The reduction of both surface temperature and air temperature (compared to the current state) is calculated by SUEWS models for various climate change adaptation measures. The analysis concentrates on particularly hot areas in the city. This way, four different strategies with different options will be used (see the table below), while different sizes of adaptation measures are simulated.

Summary of possible climate adaption strategies
Blue strategies Green strategies Measures on buildings Technical measures to change the material properties
Irrigation of green areas Roof greening Facade greening Heat insulation roof materials (cool roofs)
Construction of fountains and water areas Planting of new trees Climate change adapted materials on buildings Climate change adapted materials for asphalt (cool pavements)
Implementation of new green areas White streets

The analysis differentiates by the time of day, the season, as well as a range of atmospheric conditions (such wind conditions, cloud cover, and heat days). Coupling with climate change emission scenarios (from IPCC report) makes it possible to compare the current conditions with the expected conditions from 2050 (optionally 2085). This way, the different impacts of climate change, with and without adaption measures, can be estimated. Data is provided via a web repository (e.g., OneDrive) as csv files and png files (or similar). This service can also distinguish between one-dimensional (1D) point-specific analyses, and two-dimensional (2D) area-analyses.

Whilst 1D analyses focus on one specific and representative location, the 2D analyses cover an area for which climate change adaption measures are combined.

The results are then presented to the city representatives so that they can decide on the most desirable measures for climate adaptation, which can be afterwards implemented by the city.

Technical approach

The analysis is conducted via SUEWS, based on air temperature measurements in the surrounding of the area of interest. The analysis provides results for the surface temperature and the air temperature.
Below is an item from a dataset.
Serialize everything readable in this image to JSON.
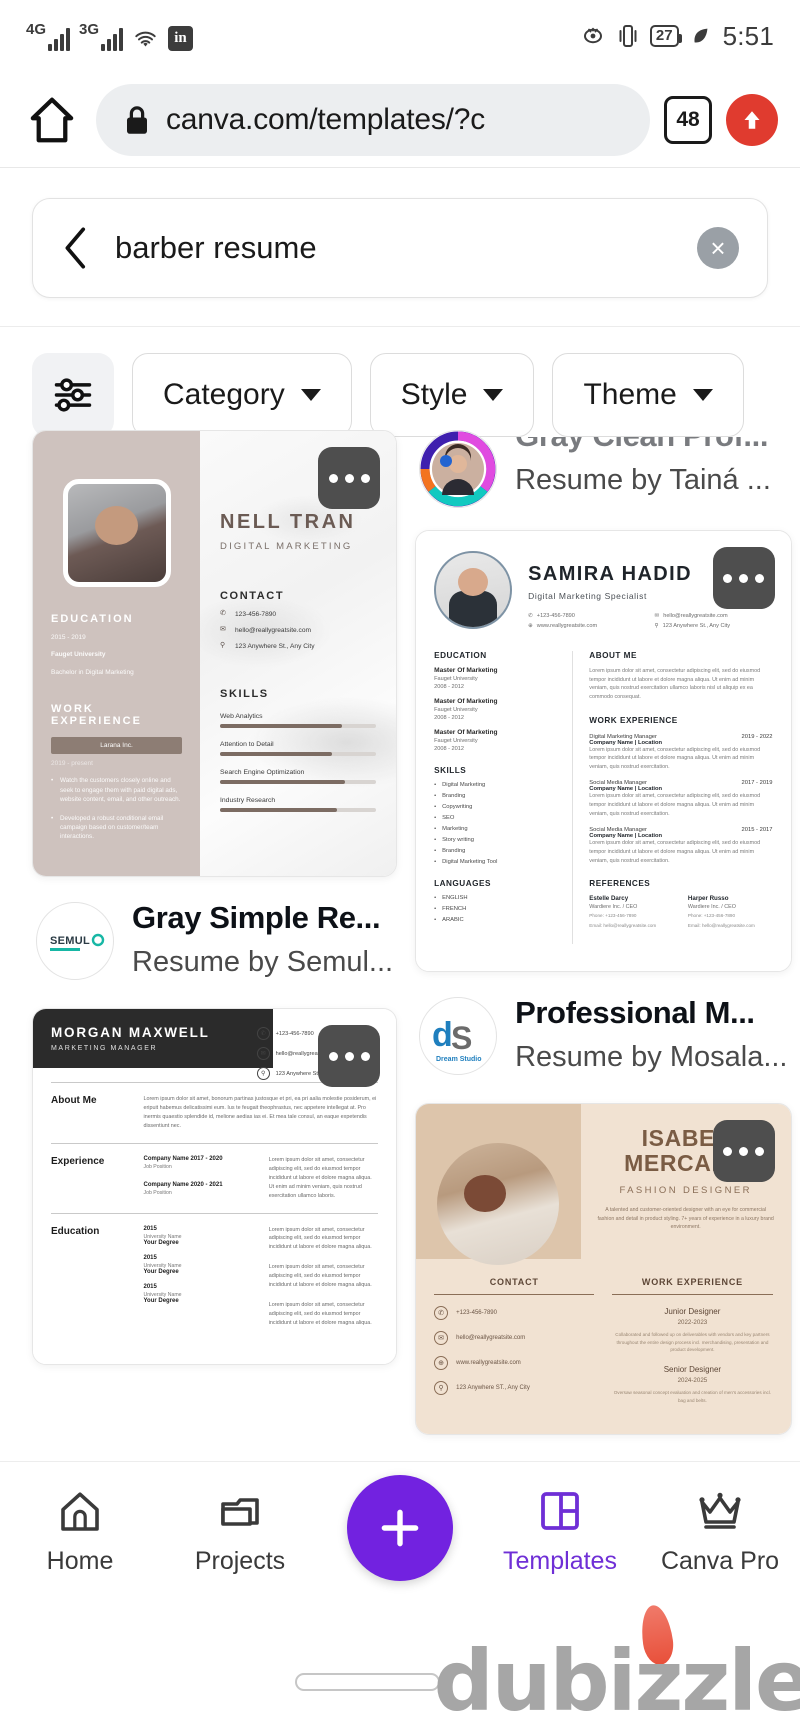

Firstly, a reference simulation of the current state of the area is carried out. In addition, multiple “sensitivity runs” are subsequently conducted, in which the surface of the area is artificially modified. Artificial surface modification changes important surface-specific material properties such as albedo, emissivity, thermal conductivity, and others.

The differences (before – after) in the variables of surface temperature and air temperature are determined by a difference calculation.

ΔT=Tsens-Tref

where Tsens is the temperature of the sensitivity run (after adaption) and Tref is the temperature of the reference simulation (before adaption).
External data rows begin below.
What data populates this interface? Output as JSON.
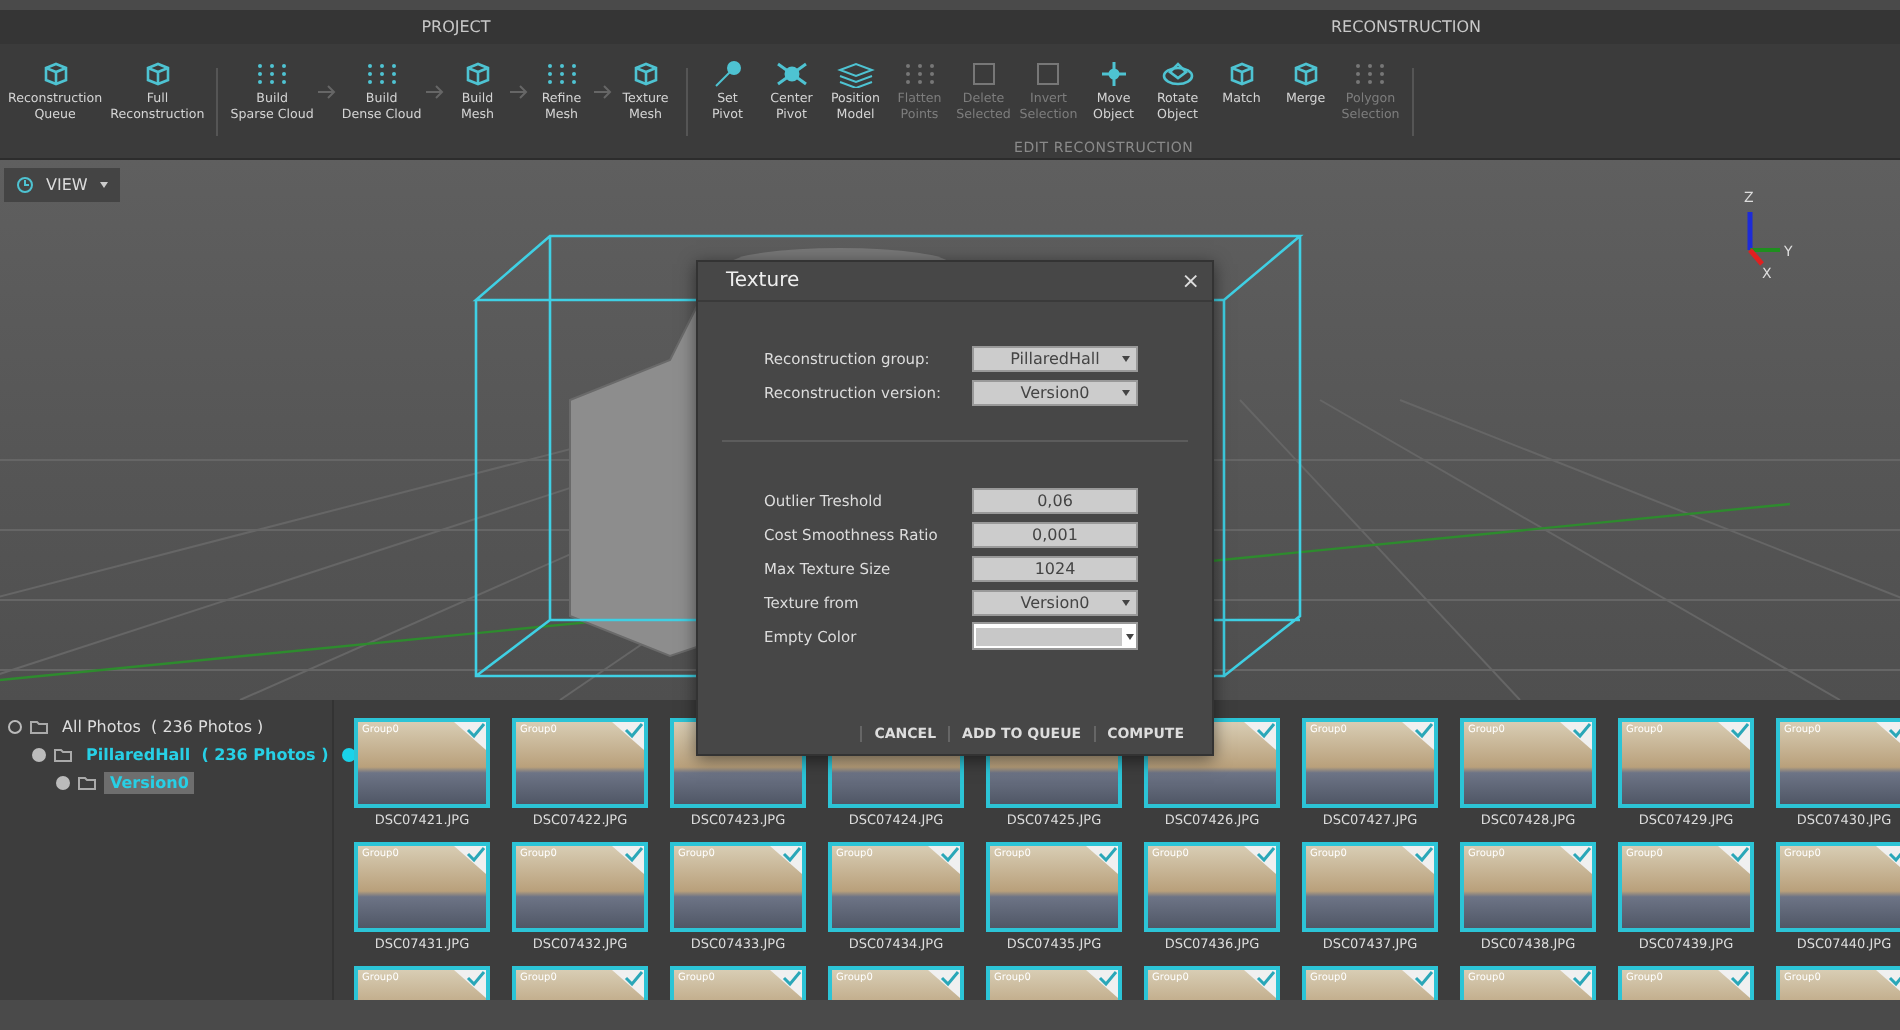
{
  "ribbon": {
    "sections": [
      {
        "title": "PROJECT"
      },
      {
        "title": "RECONSTRUCTION"
      }
    ],
    "tools": [
      {
        "kind": "tool",
        "label": "Reconstruction\nQueue",
        "disabled": false
      },
      {
        "kind": "tool",
        "label": "Full\nReconstruction",
        "disabled": false
      },
      {
        "kind": "separator"
      },
      {
        "kind": "tool",
        "label": "Build\nSparse Cloud",
        "disabled": false
      },
      {
        "kind": "arrow"
      },
      {
        "kind": "tool",
        "label": "Build\nDense Cloud",
        "disabled": false
      },
      {
        "kind": "arrow"
      },
      {
        "kind": "tool",
        "label": "Build\nMesh",
        "disabled": false
      },
      {
        "kind": "arrow"
      },
      {
        "kind": "tool",
        "label": "Refine\nMesh",
        "disabled": false
      },
      {
        "kind": "arrow"
      },
      {
        "kind": "tool",
        "label": "Texture\nMesh",
        "disabled": false
      },
      {
        "kind": "separator"
      },
      {
        "kind": "tool",
        "label": "Set\nPivot",
        "disabled": false
      },
      {
        "kind": "tool",
        "label": "Center\nPivot",
        "disabled": false
      },
      {
        "kind": "tool",
        "label": "Position\nModel",
        "disabled": false
      },
      {
        "kind": "tool",
        "label": "Flatten\nPoints",
        "disabled": true
      },
      {
        "kind": "tool",
        "label": "Delete\nSelected",
        "disabled": true
      },
      {
        "kind": "tool",
        "label": "Invert\nSelection",
        "disabled": true
      },
      {
        "kind": "tool",
        "label": "Move\nObject",
        "disabled": false
      },
      {
        "kind": "tool",
        "label": "Rotate\nObject",
        "disabled": false
      },
      {
        "kind": "tool",
        "label": "Match",
        "disabled": false
      },
      {
        "kind": "tool",
        "label": "Merge",
        "disabled": false
      },
      {
        "kind": "tool",
        "label": "Polygon\nSelection",
        "disabled": true
      },
      {
        "kind": "separator"
      }
    ],
    "edit_group_label": "EDIT RECONSTRUCTION"
  },
  "viewport": {
    "view_button": "VIEW",
    "axes": {
      "z": "Z",
      "y": "Y",
      "x": "X"
    }
  },
  "dialog": {
    "title": "Texture",
    "close": "×",
    "group_fields": [
      {
        "kind": "dropdown",
        "label": "Reconstruction group:",
        "value": "PillaredHall"
      },
      {
        "kind": "dropdown",
        "label": "Reconstruction version:",
        "value": "Version0"
      }
    ],
    "fields": [
      {
        "kind": "input",
        "label": "Outlier Treshold",
        "value": "0,06"
      },
      {
        "kind": "input",
        "label": "Cost Smoothness Ratio",
        "value": "0,001"
      },
      {
        "kind": "input",
        "label": "Max Texture Size",
        "value": "1024"
      },
      {
        "kind": "dropdown",
        "label": "Texture from",
        "value": "Version0"
      },
      {
        "kind": "color",
        "label": "Empty Color",
        "color": "#c8c8c8"
      }
    ],
    "buttons": [
      "CANCEL",
      "ADD TO QUEUE",
      "COMPUTE"
    ]
  },
  "tree": [
    {
      "label": "All Photos  ( 236 Photos )",
      "checked": false,
      "active": false,
      "selected": false,
      "children": [
        {
          "label": "PillaredHall  ( 236 Photos )",
          "checked": true,
          "active": true,
          "selected": false,
          "color": "#19d3ea",
          "children": [
            {
              "label": "Version0",
              "checked": true,
              "active": true,
              "selected": true
            }
          ]
        }
      ]
    }
  ],
  "photos": [
    {
      "name": "DSC07421.JPG",
      "group": "Group0",
      "checked": true
    },
    {
      "name": "DSC07422.JPG",
      "group": "Group0",
      "checked": true
    },
    {
      "name": "DSC07423.JPG"
    },
    {
      "name": "DSC07424.JPG"
    },
    {
      "name": "DSC07425.JPG"
    },
    {
      "name": "DSC07426.JPG",
      "checked": true
    },
    {
      "name": "DSC07427.JPG",
      "group": "Group0",
      "checked": true
    },
    {
      "name": "DSC07428.JPG",
      "group": "Group0",
      "checked": true
    },
    {
      "name": "DSC07429.JPG",
      "group": "Group0",
      "checked": true
    },
    {
      "name": "DSC07430.JPG",
      "group": "Group0",
      "checked": true
    },
    {
      "name": "DSC07431.JPG",
      "group": "Group0",
      "checked": true
    },
    {
      "name": "DSC07432.JPG",
      "group": "Group0",
      "checked": true
    },
    {
      "name": "DSC07433.JPG",
      "group": "Group0",
      "checked": true
    },
    {
      "name": "DSC07434.JPG",
      "group": "Group0",
      "checked": true
    },
    {
      "name": "DSC07435.JPG",
      "group": "Group0",
      "checked": true
    },
    {
      "name": "DSC07436.JPG",
      "group": "Group0",
      "checked": true
    },
    {
      "name": "DSC07437.JPG",
      "group": "Group0",
      "checked": true
    },
    {
      "name": "DSC07438.JPG",
      "group": "Group0",
      "checked": true
    },
    {
      "name": "DSC07439.JPG",
      "group": "Group0",
      "checked": true
    },
    {
      "name": "DSC07440.JPG",
      "group": "Group0",
      "checked": true
    },
    {
      "group": "Group0",
      "checked": true
    },
    {
      "group": "Group0",
      "checked": true
    },
    {
      "group": "Group0",
      "checked": true
    },
    {
      "group": "Group0",
      "checked": true
    },
    {
      "group": "Group0",
      "checked": true
    },
    {
      "group": "Group0",
      "checked": true
    },
    {
      "group": "Group0",
      "checked": true
    },
    {
      "group": "Group0",
      "checked": true
    },
    {
      "group": "Group0",
      "checked": true
    },
    {
      "group": "Group0",
      "checked": true
    }
  ]
}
(Note: In the graph, mitigation strategies are demonstrated instead of adaption strategies).

In total, 3 different groups of parameters can be changed:

  1. The climate change adaption strategy
  2. The climate change adaption option
  3. The extent of the adjustment measure

In order to test the effectiveness of the planned climate change adaptation measure, the area of the adaptation can be adjusted for size within the model. This allows questions to be answered, for example, how the temperature reduction changes if the considered area is doubled or halved. The temperature reduction due to the adaptation measure is simulated for the area of the adaptation measure, and then extrapolated to the entire area.

Surface temperature and air temperature are displayed for the following conditions:

  • Time of day: day vs. night conditions
  • Seasons: summer vs. winter conditions
  • Radiation: cloudy vs. sunny conditions
  • Wind: windy conditions vs. no wind
  • Current conditions vs. conditions in 2050
  • All results will be presented in the form of charts, maps or tables with trends, extremes and frequency distributions.